As a writing exercise, I'm writing an AI Alignment Hot Take Advent Calendar - one new hot take, written every day for 25 days. Or until I run out of hot takes.
Natural abstractions are patterns in the environment that are so convenient and so useful that most right-thinking agents will learn to take advantage of them. But what if humans and modern ML are too lazy to be right-thinking?
One way of framing this point is in terms of gradient starvation. The reason neural networks don't explore all possible abstractions (aside from the expense) is that once they find the first way of solving a problem, they don't really have an incentive to find a second way - it doesn't give them a higher score, so they don't. When gradient starvation is strong, it means the loss landscape has a lot of local minima that the agent can roll into, that aren't easily connected to the global minimum, and so what abstractions the network ends up using will depend strongly on the initial conditions.
Regularization and exploration can help ameliorate this problem, but often come with catastrophic forgetting - if a neural net finds a strictly better way to solve the problem it's faced with, it might forget all about the previous way. When we imagine a right-thinking agent that learns natural abstractions, we often imagine something that's intrinsically motivated to learn lots of different ways of solving a problem, and that doesn't erase its memory of interesting methods just because they're not on the Pareto frontier.
So that's what I mean by "lazy"/"not lazy", here. Neural networks, or humans, are lazy if they're parochial in solution-space, doing local search in a way that sees them get stuck in what a less-lazy optimizer might consider to be ruts.
It's important to note that laziness is not an unambiguously bad property. First, it's usually more efficient. Second, maybe we don't want our neural net to actually search through the weird and adversarial parts of parameter-space, and local search prevents it from doing so. Alex Turner et al. have recently been making arguments like this fairly forcefully. Still, we don't want maximal laziness, especially not if we want to find natural abstractions like the various meanings of "human values."
I might be attacking a strawman or a bailey here, I'm not totally sure. I've been using "natural abstraction" here as if it just means an abstraction that would be useful for a wide variety of agents to have in their toolbox. But we might also use "natural abstractions" to denote the vital abstractions, those that aren't merely nice to have, but that you literally can't complete certain tasks without using. In that second sense, neural networks are always highly incentivized to learn relevant natural abstractions, and you can easily tell when they do so by measuring their loss.

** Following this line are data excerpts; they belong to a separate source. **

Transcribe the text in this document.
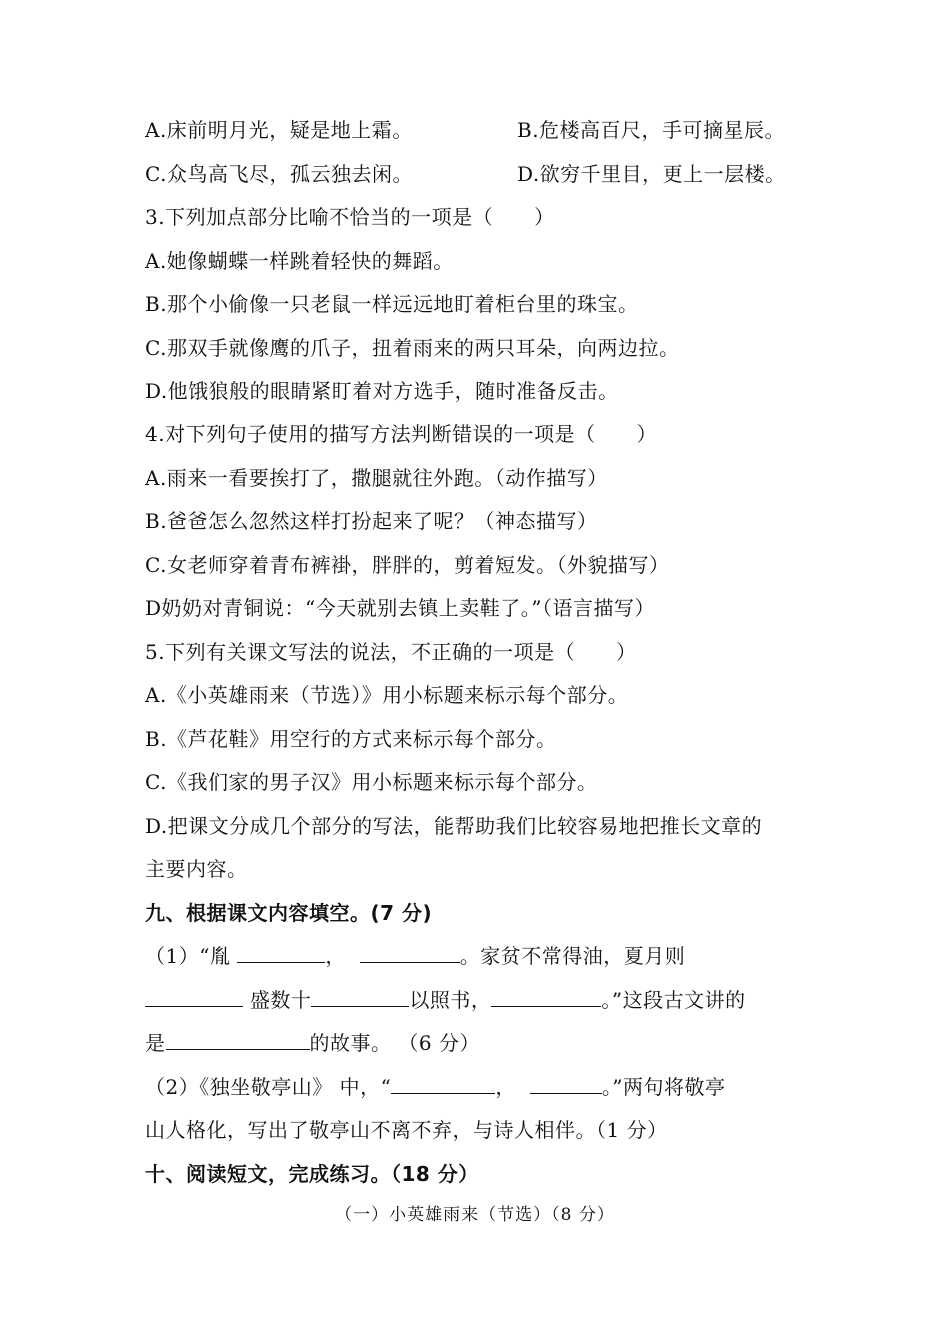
A.床前明月光，疑是地上霜。	B.危楼高百尺，手可摘星辰。
C.众鸟高飞尽，孤云独去闲。	D.欲穷千里目，更上一层楼。
3.下列加点部分比喻不恰当的一项是（　　）
A.她像蝴蝶一样跳着轻快的舞蹈。
B.那个小偷像一只老鼠一样远远地盯着柜台里的珠宝。
C.那双手就像鹰的爪子，扭着雨来的两只耳朵，向两边拉。
D.他饿狼般的眼睛紧盯着对方选手，随时准备反击。
4.对下列句子使用的描写方法判断错误的一项是（　　）
A.雨来一看要挨打了，撒腿就往外跑。（动作描写）
B.爸爸怎么忽然这样打扮起来了呢？（神态描写）
C.女老师穿着青布裤褂，胖胖的，剪着短发。（外貌描写）
D奶奶对青铜说：“今天就别去镇上卖鞋了。”（语言描写）
5.下列有关课文写法的说法，不正确的一项是（　　）
A.《小英雄雨来（节选）》用小标题来标示每个部分。
B.《芦花鞋》用空行的方式来标示每个部分。
C.《我们家的男子汉》用小标题来标示每个部分。
D.把课文分成几个部分的写法，能帮助我们比较容易地把推长文章的
主要内容。
九、根据课文内容填空。(7 分)
（1）“胤	，	。家贫不常得油，夏月则
盛数十	以照书，	。”这段古文讲的
是	的故事。 （6 分）
（2）《独坐敬亭山》 中，“	，	。”两句将敬亭
山人格化，写出了敬亭山不离不弃，与诗人相伴。（1 分）
十、阅读短文，完成练习。（18 分）
（一）小英雄雨来（节选）（8 分）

But as per yesterday, there are often multiple similarly-powerful ways to model the world, in particular when modeling humans and human values. There might be hard core vital abstractions for various human-interaction tasks, but I suspect they're abstractions like "discrete object," not anything nearly so far into the leaves of the tree as "human values." And when I see informal speculation about natural abstractions it usually strikes me as thinking about the less strict "useful for most agents" abstractions.
Ultimately, I expect laziness to cause both artificial neural nets and humans to miss out on some sizeable fraction of abstractions that most agents would find useful. What to do? There are options:
- Build an AI that isn't lazy. But laziness is useful, and anyhow maybe we don't want an AI to explore all the extrema. So build an AI that's less lazy in a controlled way. Requires research on AI architectures, and might have to sneakily borrow from the other options to specify the shape of the remaining laziness.
- Redefine "right-thinking" to involve a human-like local search. This moves you closer to shard theory or other even-more-anthropomorphic alignment schemes. This may give up some nice properties of universally-natural abstractions, but you do keep working on basically the same technology for picking out abstractions learned by an AI. Requires a really good picture of what "human-like local search" means.
- Use information about humans in the optimization process itself. This might look like Stuart's picture of concept extrapolation, or maybe it would look like a self-reflective AI that tries to direct its own learning process. Really gives up on neutrality, and instead tries to be efficient by learning the concepts humans want learned. Requires research on architectures and human-computer interaction.
The thing I usually have in mind these days is stronger than the first but weaker than the second. Roughly speaking: natural abstractions should be convergent for distributed system produced by local selection pressures. That's a stronger condition than "useful to have in toolbox" (since not all useful structures are accessible to local search), but weaker than "literally can't complete certain tasks without it".
I think there's probably a continuous spectrum of usefulness of abstractions. All the way from actively unhelpful and confusing up to extremely helpful for a realistically compute & data limited real-world agent. Like, having the right abstractions enables this limited agent to do things and learn things it otherwise couldn't do with it's limited resources. Being able to unlearn/overwrite/forget bad unhelpful abstractions and heuristics is probably a very useful ability. My guess is that this is going to become an increasingly important and discussed area of research.
Are you imagining the training process doing this, or humans doing it after training?
I was imagining humans deliberately designing and testing a training process that did this automatically. I haven't thought about how to define, much less automatically detect, unhelpful abstractions or heuristics though.